In 2012 we presented The Diary of B. B. Bright, Possible Princess, a middle-grade novel and our first jointly written book, at the festival. That was one of the best days of my life. There was standing room only, and the place was full of young readers who loved B.B., the character Caroline first invented when she was 3—a black fairy-tale princess who was in very significant ways conceived in the sales tent at the Southern Festival of Books, as we scanned through book after book, fruitlessly looking for someone like her.

This year Caroline and I will be presenting another collaborative project: Soul Food Love: Healthy Recipes Inspired by One Hundred Years of Cooking in a Black Family. This book owes its existence, in large part, to the inspiration of John Egerton, author of Southern Food (and many other books, including the Robert Kennedy Award-winning civil-rights history, Speak Now Against the Day). John was present from the very inception of the Southern Festival of Books, and he became my mentor. He was the person who recognized, almost before Caroline and I did, that our family culinary history would be of value to other families, and it breaks my heart that John didn’t live to see this book into print. I may appear to be standing up when we present Soul Food Love, but inside I will be tore down. Presenting this book at John’s festival is going to be almost impossible to do without crying.

When I look back at the picture the Tennessean photographer took of Caroline at three, what surprises me most is what hasn’t changed about Caroline—and what hasn’t changed about the festival.

The blue bow, something from a present that she seized and employed to tie her hair up high and cattywumpus, is a tell that she will make new things out of old things.

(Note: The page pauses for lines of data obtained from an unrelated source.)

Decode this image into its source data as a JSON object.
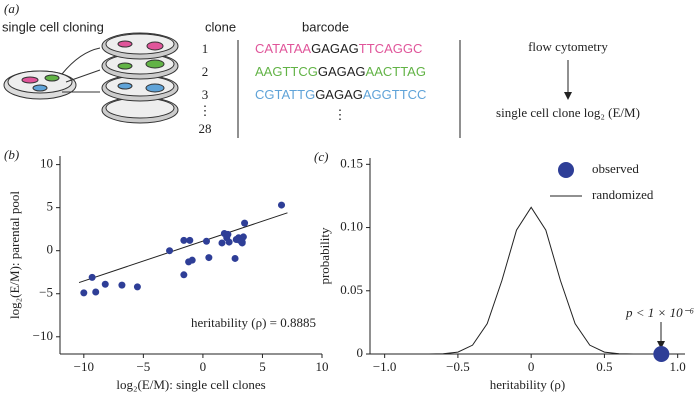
{
  "panel_a": {
    "panel": "(a)",
    "title": "single cell cloning",
    "clone_header": "clone",
    "barcode_header": "barcode",
    "clones": [
      "1",
      "2",
      "3",
      "⋮",
      "28"
    ],
    "barcodes": [
      {
        "segments": [
          {
            "text": "CATATAA",
            "color": "#e0559a"
          },
          {
            "text": "GAGAG",
            "color": "#222222"
          },
          {
            "text": "TTCAGGC",
            "color": "#e0559a"
          }
        ]
      },
      {
        "segments": [
          {
            "text": "AAGTTCG",
            "color": "#62b346"
          },
          {
            "text": "GAGAG",
            "color": "#222222"
          },
          {
            "text": "AACTTAG",
            "color": "#62b346"
          }
        ]
      },
      {
        "segments": [
          {
            "text": "CGTATTG",
            "color": "#5fa3d8"
          },
          {
            "text": "GAGAG",
            "color": "#222222"
          },
          {
            "text": "AGGTTCC",
            "color": "#5fa3d8"
          }
        ]
      }
    ],
    "barcode_more": "⋮",
    "method": "flow cytometry",
    "result": "single cell clone log₂ (E/M)"
  },
  "chart_data": [
    {
      "type": "scatter",
      "panel": "(b)",
      "x_label": "log₂(E/M): single cell clones",
      "y_label": "log₂(E/M): parental pool",
      "annotation": "heritability (ρ) = 0.8885",
      "color": "#2e3e97",
      "x": [
        -10,
        -9.3,
        -9,
        -8.2,
        -6.8,
        -5.5,
        -2.8,
        -1.6,
        -1.6,
        -1.1,
        -0.9,
        -1.2,
        0.3,
        0.5,
        1.6,
        1.8,
        2.1,
        2.2,
        2.8,
        2.7,
        3.1,
        3.3,
        3.4,
        3.5,
        3.3,
        6.6,
        2,
        3
      ],
      "values": [
        -4.9,
        -3.1,
        -4.8,
        -3.9,
        -4,
        -4.2,
        0,
        1.2,
        -2.8,
        1.2,
        -1.1,
        -1.3,
        1.1,
        -0.8,
        0.9,
        2,
        1.9,
        1,
        1.3,
        -0.9,
        1.2,
        0.9,
        1.6,
        3.2,
        1,
        5.3,
        1.5,
        1.5
      ],
      "fit": {
        "x": [
          -10.4,
          7.1
        ],
        "values": [
          -3.7,
          4.4
        ]
      },
      "xlim": [
        -12,
        10
      ],
      "ylim": [
        -12,
        11
      ],
      "xticks": [
        {
          "value": -10,
          "label": "−10"
        },
        {
          "value": -5,
          "label": "−5"
        },
        0,
        5,
        10
      ],
      "yticks": [
        {
          "value": -10,
          "label": "−10"
        },
        {
          "value": -5,
          "label": "−5"
        },
        0,
        5,
        10
      ]
    },
    {
      "type": "line",
      "panel": "(c)",
      "x_label": "heritability (ρ)",
      "y_label": "probability",
      "annotation": "p < 1 × 10⁻⁶",
      "series": [
        {
          "name": "randomized",
          "color": "#222222",
          "x": [
            -1,
            -0.9,
            -0.8,
            -0.7,
            -0.6,
            -0.5,
            -0.4,
            -0.3,
            -0.2,
            -0.1,
            0,
            0.1,
            0.2,
            0.3,
            0.4,
            0.5,
            0.6,
            0.7,
            0.8,
            0.9,
            1
          ],
          "values": [
            0,
            0,
            0,
            0,
            0.0002,
            0.0015,
            0.007,
            0.024,
            0.058,
            0.098,
            0.116,
            0.098,
            0.058,
            0.024,
            0.007,
            0.0015,
            0.0002,
            0,
            0,
            0,
            0
          ]
        },
        {
          "name": "observed",
          "color": "#2e3e97",
          "mode": "marker",
          "x": [
            0.8885
          ],
          "values": [
            0
          ]
        }
      ],
      "xlim": [
        -1.1,
        1.05
      ],
      "ylim": [
        0,
        0.155
      ],
      "xticks": [
        {
          "value": -1,
          "label": "−1.0"
        },
        {
          "value": -0.5,
          "label": "−0.5"
        },
        0,
        0.5,
        {
          "value": 1,
          "label": "1.0"
        }
      ],
      "yticks": [
        0,
        0.05,
        {
          "value": 0.1,
          "label": "0.10"
        },
        0.15
      ]
    }
  ]
}
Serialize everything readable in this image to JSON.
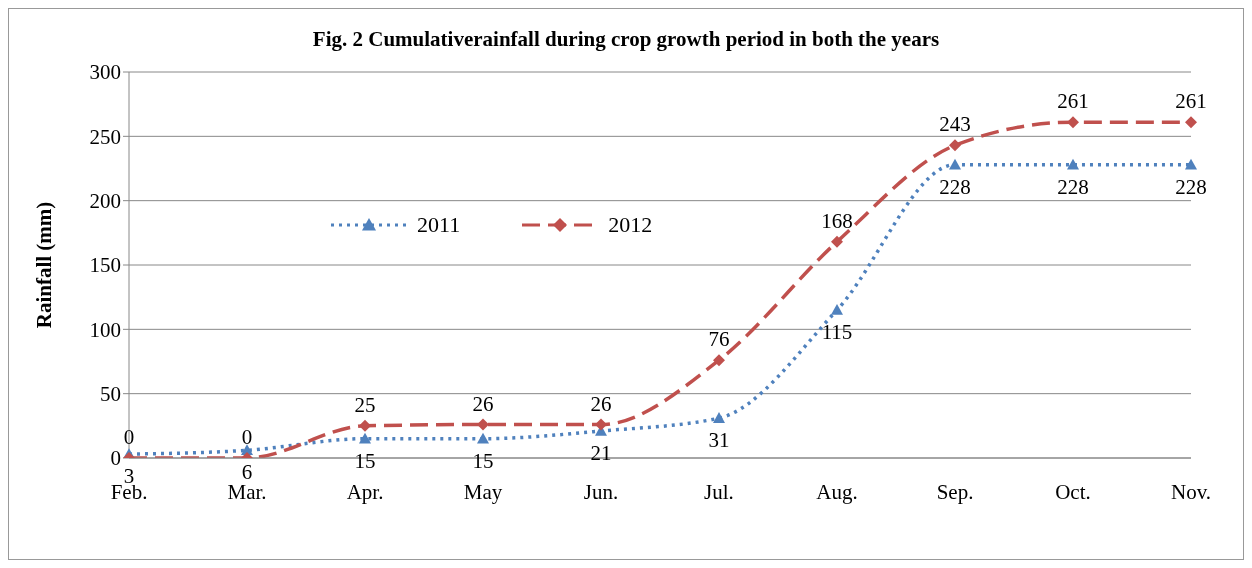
{
  "chart_data": {
    "type": "line",
    "title": "Fig. 2 Cumulativerainfall during crop growth period in both the years",
    "ylabel": "Rainfall (mm)",
    "categories": [
      "Feb.",
      "Mar.",
      "Apr.",
      "May",
      "Jun.",
      "Jul.",
      "Aug.",
      "Sep.",
      "Oct.",
      "Nov."
    ],
    "series": [
      {
        "name": "2011",
        "color": "#4f81bd",
        "marker": "triangle",
        "line_style": "dotted",
        "values": [
          3,
          6,
          15,
          15,
          21,
          31,
          115,
          228,
          228,
          228
        ]
      },
      {
        "name": "2012",
        "color": "#c0504d",
        "marker": "diamond",
        "line_style": "dashed",
        "values": [
          0,
          0,
          25,
          26,
          26,
          76,
          168,
          243,
          261,
          261
        ]
      }
    ],
    "ylim": [
      0,
      300
    ],
    "yticks": [
      0,
      50,
      100,
      150,
      200,
      250,
      300
    ],
    "grid": "y",
    "legend": "top left",
    "data_labels": true
  }
}
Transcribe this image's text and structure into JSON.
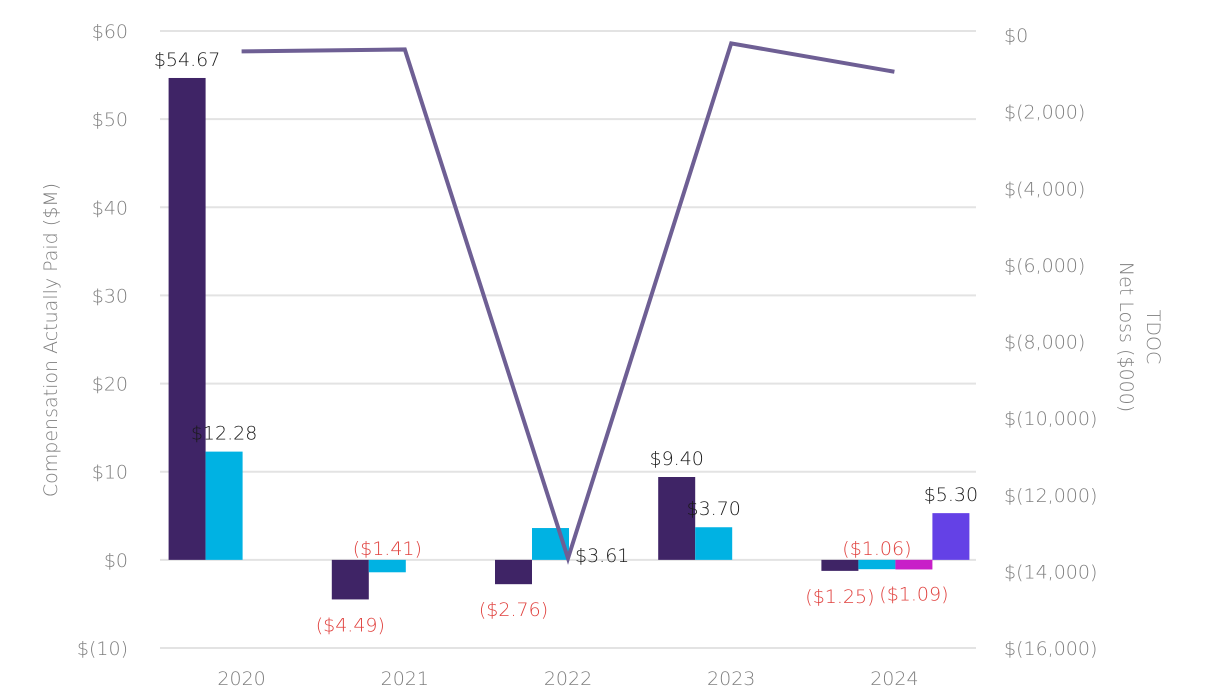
{
  "chart_data": {
    "type": "bar",
    "categories": [
      "2020",
      "2021",
      "2022",
      "2023",
      "2024"
    ],
    "ylabel": "Compensation Actually Paid ($M)",
    "y2label_line1": "TDOC",
    "y2label_line2": "Net Loss ($000)",
    "ylim": [
      -10,
      60
    ],
    "y2lim": [
      -16000,
      0
    ],
    "yticks": [
      {
        "value": 60,
        "label": "$60"
      },
      {
        "value": 50,
        "label": "$50"
      },
      {
        "value": 40,
        "label": "$40"
      },
      {
        "value": 30,
        "label": "$30"
      },
      {
        "value": 20,
        "label": "$20"
      },
      {
        "value": 10,
        "label": "$10"
      },
      {
        "value": 0,
        "label": "$0"
      },
      {
        "value": -10,
        "label": "$(10)"
      }
    ],
    "y2ticks": [
      {
        "value": 0,
        "label": "$0"
      },
      {
        "value": -2000,
        "label": "$(2,000)"
      },
      {
        "value": -4000,
        "label": "$(4,000)"
      },
      {
        "value": -6000,
        "label": "$(6,000)"
      },
      {
        "value": -8000,
        "label": "$(8,000)"
      },
      {
        "value": -10000,
        "label": "$(10,000)"
      },
      {
        "value": -12000,
        "label": "$(12,000)"
      },
      {
        "value": -14000,
        "label": "$(14,000)"
      },
      {
        "value": -16000,
        "label": "$(16,000)"
      }
    ],
    "bars": [
      {
        "category": "2020",
        "slot": 0,
        "value": 54.67,
        "label": "$54.67",
        "color": "#3f2466"
      },
      {
        "category": "2020",
        "slot": 1,
        "value": 12.28,
        "label": "$12.28",
        "color": "#00b2e3"
      },
      {
        "category": "2021",
        "slot": 0,
        "value": -4.49,
        "label": "($4.49)",
        "color": "#3f2466"
      },
      {
        "category": "2021",
        "slot": 1,
        "value": -1.41,
        "label": "($1.41)",
        "color": "#00b2e3"
      },
      {
        "category": "2022",
        "slot": 0,
        "value": -2.76,
        "label": "($2.76)",
        "color": "#3f2466"
      },
      {
        "category": "2022",
        "slot": 1,
        "value": 3.61,
        "label": "$3.61",
        "color": "#00b2e3"
      },
      {
        "category": "2023",
        "slot": 0,
        "value": 9.4,
        "label": "$9.40",
        "color": "#3f2466"
      },
      {
        "category": "2023",
        "slot": 1,
        "value": 3.7,
        "label": "$3.70",
        "color": "#00b2e3"
      },
      {
        "category": "2024",
        "slot": 0,
        "value": -1.25,
        "label": "($1.25)",
        "color": "#3f2466"
      },
      {
        "category": "2024",
        "slot": 1,
        "value": -1.06,
        "label": "($1.06)",
        "color": "#00b2e3"
      },
      {
        "category": "2024",
        "slot": 2,
        "value": -1.09,
        "label": "($1.09)",
        "color": "#c81ec8"
      },
      {
        "category": "2024",
        "slot": 3,
        "value": 5.3,
        "label": "$5.30",
        "color": "#6441e6"
      }
    ],
    "line": {
      "name": "TDOC Net Loss ($000)",
      "color": "#6e5f94",
      "x": [
        "2020",
        "2021",
        "2022",
        "2023",
        "2024"
      ],
      "values": [
        -428,
        -377,
        -13660,
        -220,
        -960
      ]
    },
    "positive_label_color": "#1a1a1a",
    "negative_label_color": "#e0413e"
  }
}
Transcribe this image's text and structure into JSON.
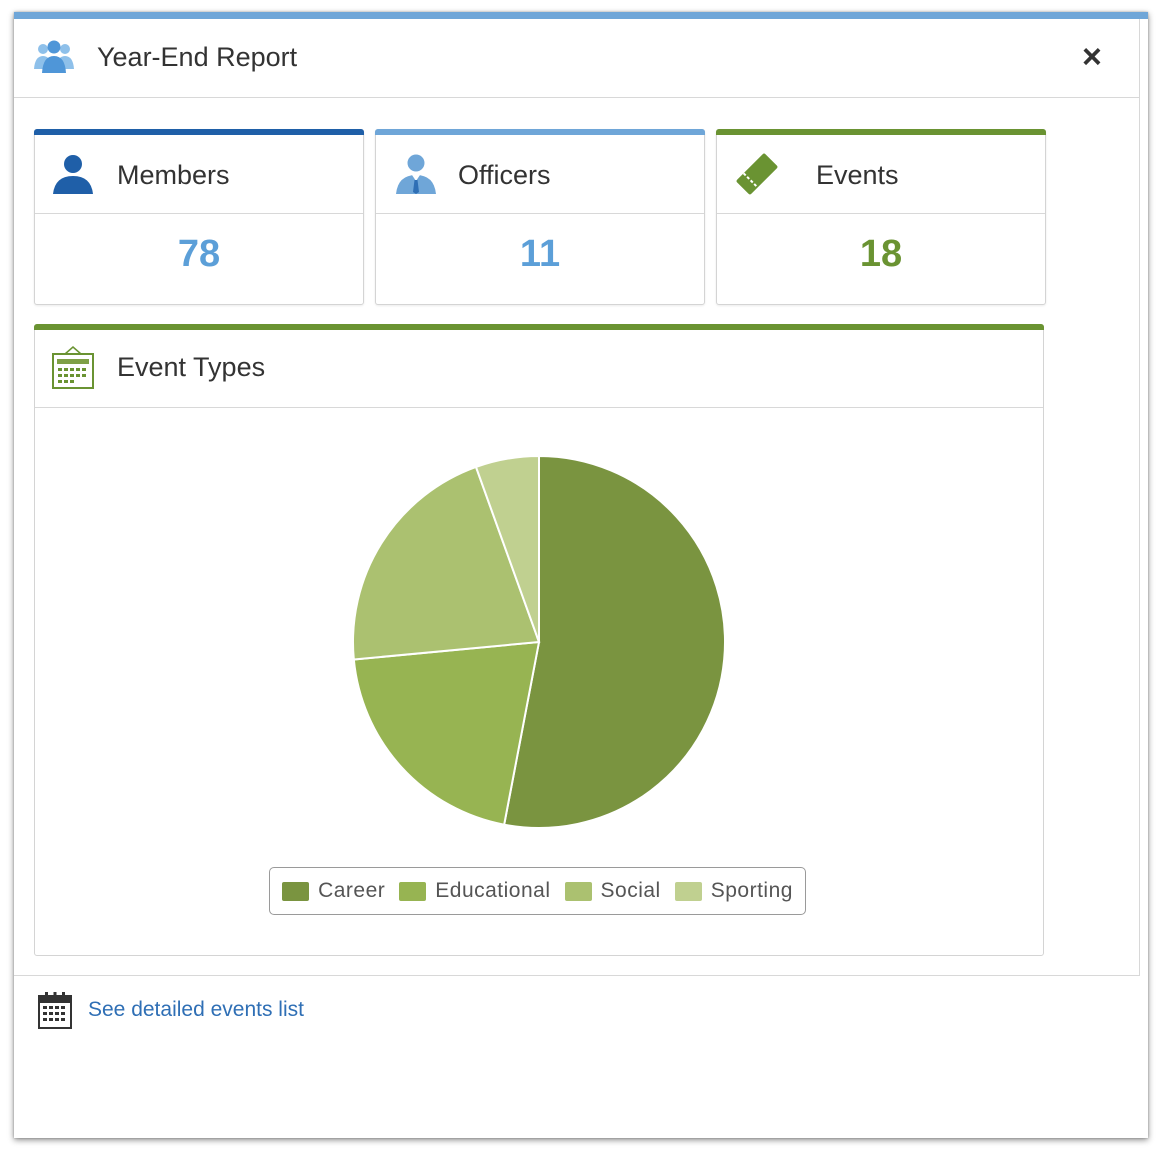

My evening purse slung on her wrist is a tell that she will follow in my footsteps. The swashbuckling way she criss-crossed the straps of her kilt across the front of her chest instead of her back is a tell that she will be original and bold. The hot pink tights I’m wearing because she made me wear them is a tell that she will be bossy. The curiosity in her eyes is a tell that her perspective shifted early, and will always be a little bit different.

Way back then, Caroline had already been to the tiptop of the stairs rising above Legislative Plaza—rising above it like a Ferris wheel. From way up high, everything fits in. Everything is beautiful; all the people belong. All the stories come together and make up one big story.

And the festival—what hasn’t changed about it? Twenty-seven years ago, if you had asked me about the best time to visit Nashville, I would have said the second weekend in October—the weekend of the Southern Festival of Books. It’s a guaranteed good time. Rain or shine. At the festival, just showing up to hear the same author is considered invitation enough to engage your seatmate in conversation. Attending the Southern Festival of Books is the closest a visitor can come to being an instant insider in Nashville, where the New South begins. If you asked me that question today, I would say the same damn thing.